Shia LaBeouf apologizes for plagiarizing artist Daniel Clowes in short film

Shia LaBeouf has admitted not crediting an author as the inspiration for his short film. After debuting at the Cannes Film Festival last year, LaBeouf's well-received HowardCantour.com was released on Vimeo earlier this week, but the actor was soon to be in the headlines for the wrong reasons as BuzzFeed revealed his film heavily plagiarized plot and dialog from Daniel Clowes' short story "Justin M. Damiano." Both the short story and film open with exactly the same monologue, and the similarities continue throughout the 11-minute short, which has since been replaced with a trailer.

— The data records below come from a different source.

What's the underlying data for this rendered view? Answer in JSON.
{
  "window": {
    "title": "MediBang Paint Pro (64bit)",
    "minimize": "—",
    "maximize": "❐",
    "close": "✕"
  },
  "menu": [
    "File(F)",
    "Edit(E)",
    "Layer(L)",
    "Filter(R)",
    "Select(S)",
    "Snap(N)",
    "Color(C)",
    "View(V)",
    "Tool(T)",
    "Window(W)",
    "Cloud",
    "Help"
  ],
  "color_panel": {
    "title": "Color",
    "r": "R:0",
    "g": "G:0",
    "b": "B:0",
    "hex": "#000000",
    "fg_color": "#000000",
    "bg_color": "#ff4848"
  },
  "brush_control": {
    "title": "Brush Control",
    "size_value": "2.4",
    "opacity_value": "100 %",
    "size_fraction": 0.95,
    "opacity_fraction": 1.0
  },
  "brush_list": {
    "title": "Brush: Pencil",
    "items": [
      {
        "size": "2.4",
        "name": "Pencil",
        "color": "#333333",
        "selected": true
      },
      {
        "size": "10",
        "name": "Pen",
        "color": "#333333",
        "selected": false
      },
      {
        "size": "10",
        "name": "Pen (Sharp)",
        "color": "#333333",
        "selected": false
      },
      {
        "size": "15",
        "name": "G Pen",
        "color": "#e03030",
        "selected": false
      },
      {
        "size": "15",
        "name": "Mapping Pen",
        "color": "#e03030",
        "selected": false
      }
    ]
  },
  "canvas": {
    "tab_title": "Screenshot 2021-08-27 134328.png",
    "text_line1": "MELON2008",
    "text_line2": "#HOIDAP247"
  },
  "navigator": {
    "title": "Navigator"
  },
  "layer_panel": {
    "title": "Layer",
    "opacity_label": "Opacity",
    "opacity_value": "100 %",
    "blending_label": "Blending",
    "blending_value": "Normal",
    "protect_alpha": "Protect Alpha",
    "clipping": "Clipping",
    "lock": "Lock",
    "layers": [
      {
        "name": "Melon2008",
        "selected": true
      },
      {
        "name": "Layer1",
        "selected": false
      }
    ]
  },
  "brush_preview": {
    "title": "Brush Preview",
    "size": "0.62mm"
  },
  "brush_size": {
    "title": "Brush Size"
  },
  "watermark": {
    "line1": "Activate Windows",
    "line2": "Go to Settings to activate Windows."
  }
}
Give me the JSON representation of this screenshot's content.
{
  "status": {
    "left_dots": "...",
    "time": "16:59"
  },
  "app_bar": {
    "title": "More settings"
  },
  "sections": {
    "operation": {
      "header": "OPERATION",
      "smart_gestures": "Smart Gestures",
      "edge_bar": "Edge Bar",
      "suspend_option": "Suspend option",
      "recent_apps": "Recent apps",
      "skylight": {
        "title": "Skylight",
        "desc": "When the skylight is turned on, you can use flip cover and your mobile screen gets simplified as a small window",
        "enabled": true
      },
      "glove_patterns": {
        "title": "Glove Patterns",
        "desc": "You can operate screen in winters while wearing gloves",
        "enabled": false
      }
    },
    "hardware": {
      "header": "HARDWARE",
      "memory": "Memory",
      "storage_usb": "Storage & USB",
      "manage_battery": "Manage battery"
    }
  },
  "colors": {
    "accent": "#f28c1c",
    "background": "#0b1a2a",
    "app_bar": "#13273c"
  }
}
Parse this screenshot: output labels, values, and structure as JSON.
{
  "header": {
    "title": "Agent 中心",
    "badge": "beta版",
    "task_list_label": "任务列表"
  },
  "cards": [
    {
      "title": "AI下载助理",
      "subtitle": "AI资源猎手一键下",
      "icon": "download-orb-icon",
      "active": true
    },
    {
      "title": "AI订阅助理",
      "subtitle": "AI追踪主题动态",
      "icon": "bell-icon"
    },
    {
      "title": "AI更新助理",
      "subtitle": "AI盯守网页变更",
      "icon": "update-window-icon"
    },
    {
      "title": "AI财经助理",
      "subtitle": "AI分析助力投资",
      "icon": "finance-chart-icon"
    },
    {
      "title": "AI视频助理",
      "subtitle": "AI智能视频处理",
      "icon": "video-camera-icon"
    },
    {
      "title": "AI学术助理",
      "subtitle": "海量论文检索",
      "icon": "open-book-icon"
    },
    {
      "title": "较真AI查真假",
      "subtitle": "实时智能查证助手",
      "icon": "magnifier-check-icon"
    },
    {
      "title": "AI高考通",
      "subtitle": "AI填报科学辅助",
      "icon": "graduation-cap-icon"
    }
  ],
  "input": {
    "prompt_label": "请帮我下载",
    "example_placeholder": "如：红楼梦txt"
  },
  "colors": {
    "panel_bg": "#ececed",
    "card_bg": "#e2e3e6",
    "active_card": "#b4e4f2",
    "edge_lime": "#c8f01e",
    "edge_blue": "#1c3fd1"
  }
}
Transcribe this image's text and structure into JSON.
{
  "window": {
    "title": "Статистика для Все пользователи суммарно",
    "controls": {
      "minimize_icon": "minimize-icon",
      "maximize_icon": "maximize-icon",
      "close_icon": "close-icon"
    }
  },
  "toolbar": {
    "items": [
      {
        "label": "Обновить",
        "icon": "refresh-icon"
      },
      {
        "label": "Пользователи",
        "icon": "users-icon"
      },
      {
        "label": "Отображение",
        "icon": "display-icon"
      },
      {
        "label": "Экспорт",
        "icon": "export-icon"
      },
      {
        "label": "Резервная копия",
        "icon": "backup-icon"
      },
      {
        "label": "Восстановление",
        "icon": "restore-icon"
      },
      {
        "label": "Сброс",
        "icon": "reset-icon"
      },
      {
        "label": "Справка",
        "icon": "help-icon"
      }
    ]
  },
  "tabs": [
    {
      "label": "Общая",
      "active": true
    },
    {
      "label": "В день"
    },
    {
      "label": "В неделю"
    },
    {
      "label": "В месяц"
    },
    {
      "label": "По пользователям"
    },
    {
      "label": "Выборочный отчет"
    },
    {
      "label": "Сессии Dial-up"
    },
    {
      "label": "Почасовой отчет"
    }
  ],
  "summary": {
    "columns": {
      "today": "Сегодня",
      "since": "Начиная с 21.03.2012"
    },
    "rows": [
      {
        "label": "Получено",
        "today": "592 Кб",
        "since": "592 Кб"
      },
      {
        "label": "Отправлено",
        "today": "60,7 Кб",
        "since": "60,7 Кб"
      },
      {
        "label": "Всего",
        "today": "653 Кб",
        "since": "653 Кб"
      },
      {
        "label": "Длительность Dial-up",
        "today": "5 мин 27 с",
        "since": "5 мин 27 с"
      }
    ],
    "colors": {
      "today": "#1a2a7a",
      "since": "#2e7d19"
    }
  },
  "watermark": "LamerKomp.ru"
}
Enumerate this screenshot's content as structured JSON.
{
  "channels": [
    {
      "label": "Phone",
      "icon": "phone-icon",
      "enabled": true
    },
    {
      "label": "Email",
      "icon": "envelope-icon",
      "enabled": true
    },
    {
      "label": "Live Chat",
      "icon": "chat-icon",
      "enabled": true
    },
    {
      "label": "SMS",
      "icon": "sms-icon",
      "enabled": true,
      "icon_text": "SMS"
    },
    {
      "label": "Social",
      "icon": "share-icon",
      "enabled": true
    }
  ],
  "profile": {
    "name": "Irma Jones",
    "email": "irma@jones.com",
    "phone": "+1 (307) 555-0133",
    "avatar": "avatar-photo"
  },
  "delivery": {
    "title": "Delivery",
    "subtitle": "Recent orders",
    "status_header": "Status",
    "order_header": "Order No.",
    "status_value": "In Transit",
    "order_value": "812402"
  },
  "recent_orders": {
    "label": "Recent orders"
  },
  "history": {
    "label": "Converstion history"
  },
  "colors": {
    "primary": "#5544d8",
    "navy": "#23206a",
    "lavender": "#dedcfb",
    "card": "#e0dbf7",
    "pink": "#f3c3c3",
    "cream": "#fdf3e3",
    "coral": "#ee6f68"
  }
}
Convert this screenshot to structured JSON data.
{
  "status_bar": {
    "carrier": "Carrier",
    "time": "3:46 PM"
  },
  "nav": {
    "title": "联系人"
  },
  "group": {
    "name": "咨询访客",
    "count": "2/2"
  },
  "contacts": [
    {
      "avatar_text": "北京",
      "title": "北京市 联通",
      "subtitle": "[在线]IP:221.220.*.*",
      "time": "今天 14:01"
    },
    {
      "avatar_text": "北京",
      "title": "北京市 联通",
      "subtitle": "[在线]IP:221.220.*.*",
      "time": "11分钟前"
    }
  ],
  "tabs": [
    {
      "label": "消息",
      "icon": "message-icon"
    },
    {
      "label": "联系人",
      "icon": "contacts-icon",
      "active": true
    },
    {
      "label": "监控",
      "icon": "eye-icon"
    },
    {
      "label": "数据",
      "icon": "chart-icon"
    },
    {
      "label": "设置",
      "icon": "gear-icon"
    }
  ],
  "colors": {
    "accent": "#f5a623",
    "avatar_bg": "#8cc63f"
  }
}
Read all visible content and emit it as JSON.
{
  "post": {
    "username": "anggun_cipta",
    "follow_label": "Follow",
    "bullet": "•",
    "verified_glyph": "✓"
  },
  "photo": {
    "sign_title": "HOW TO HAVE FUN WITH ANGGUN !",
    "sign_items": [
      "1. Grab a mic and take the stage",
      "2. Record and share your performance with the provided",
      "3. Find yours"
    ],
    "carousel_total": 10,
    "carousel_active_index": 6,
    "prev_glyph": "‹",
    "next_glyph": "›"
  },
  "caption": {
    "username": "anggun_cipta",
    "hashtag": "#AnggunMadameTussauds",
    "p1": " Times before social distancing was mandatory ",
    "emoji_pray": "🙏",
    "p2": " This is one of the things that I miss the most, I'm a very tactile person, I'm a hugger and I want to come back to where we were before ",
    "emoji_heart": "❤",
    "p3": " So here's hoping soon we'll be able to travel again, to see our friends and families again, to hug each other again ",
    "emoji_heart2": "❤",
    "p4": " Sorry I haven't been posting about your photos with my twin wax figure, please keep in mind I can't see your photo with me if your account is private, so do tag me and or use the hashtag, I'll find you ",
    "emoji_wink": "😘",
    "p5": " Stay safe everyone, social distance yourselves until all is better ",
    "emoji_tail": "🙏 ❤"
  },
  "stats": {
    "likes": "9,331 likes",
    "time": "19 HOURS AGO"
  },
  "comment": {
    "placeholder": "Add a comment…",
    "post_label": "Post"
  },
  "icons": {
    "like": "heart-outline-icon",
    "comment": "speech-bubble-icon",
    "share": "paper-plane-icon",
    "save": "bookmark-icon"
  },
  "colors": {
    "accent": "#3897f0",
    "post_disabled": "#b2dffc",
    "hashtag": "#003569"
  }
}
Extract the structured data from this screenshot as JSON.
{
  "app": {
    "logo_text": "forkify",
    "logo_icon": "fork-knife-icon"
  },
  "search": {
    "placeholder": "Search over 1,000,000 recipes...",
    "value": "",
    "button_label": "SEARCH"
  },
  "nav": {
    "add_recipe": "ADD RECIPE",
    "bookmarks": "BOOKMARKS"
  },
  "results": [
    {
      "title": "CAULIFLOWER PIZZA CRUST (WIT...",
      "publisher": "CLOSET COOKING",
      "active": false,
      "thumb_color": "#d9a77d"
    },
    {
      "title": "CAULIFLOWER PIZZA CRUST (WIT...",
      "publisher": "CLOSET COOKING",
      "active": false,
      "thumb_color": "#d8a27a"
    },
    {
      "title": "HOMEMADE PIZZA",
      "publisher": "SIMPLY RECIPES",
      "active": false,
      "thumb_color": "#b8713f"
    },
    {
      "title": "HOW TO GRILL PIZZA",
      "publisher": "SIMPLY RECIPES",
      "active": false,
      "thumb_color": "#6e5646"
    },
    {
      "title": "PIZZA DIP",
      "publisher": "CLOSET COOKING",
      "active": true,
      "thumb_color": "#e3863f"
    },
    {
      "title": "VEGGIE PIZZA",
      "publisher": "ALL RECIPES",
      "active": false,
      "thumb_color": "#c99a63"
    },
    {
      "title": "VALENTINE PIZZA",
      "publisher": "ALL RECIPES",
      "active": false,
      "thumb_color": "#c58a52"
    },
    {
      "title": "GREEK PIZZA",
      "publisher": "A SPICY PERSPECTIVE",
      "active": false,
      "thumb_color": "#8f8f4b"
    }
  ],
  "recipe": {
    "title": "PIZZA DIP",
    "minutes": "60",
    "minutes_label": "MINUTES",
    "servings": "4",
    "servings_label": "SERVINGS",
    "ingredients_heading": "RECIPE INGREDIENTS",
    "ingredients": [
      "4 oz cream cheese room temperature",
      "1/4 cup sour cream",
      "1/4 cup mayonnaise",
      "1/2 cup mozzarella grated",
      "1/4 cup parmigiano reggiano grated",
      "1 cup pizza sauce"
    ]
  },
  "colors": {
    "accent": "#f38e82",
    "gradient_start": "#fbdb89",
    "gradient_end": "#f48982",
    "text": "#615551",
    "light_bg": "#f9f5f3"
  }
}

Clowes tells BuzzFeed that he was "shocked" to see "the script and even many of the visuals from a very personal story" passed off as original work. "I actually can't imagine what was going through his mind." Hours later, in a series of increasingly remorseful tweets, LaBeouf admitted he was guilty of making a mistake, but explained the plagiarism away as getting "lost in the creative process."

"Copying isn't particularly creative work," explains LaBeouf, "being inspired by someone else's idea to produce something new and different is creative work ... In my excitement and naiveté as an amateur filmmaker, I got lost in the creative process and neglected to follow proper accreditation." LaBeouf then goes on to apologize directly to Clowes, closing his apology with a simple but authoritative statement: "I fucked up."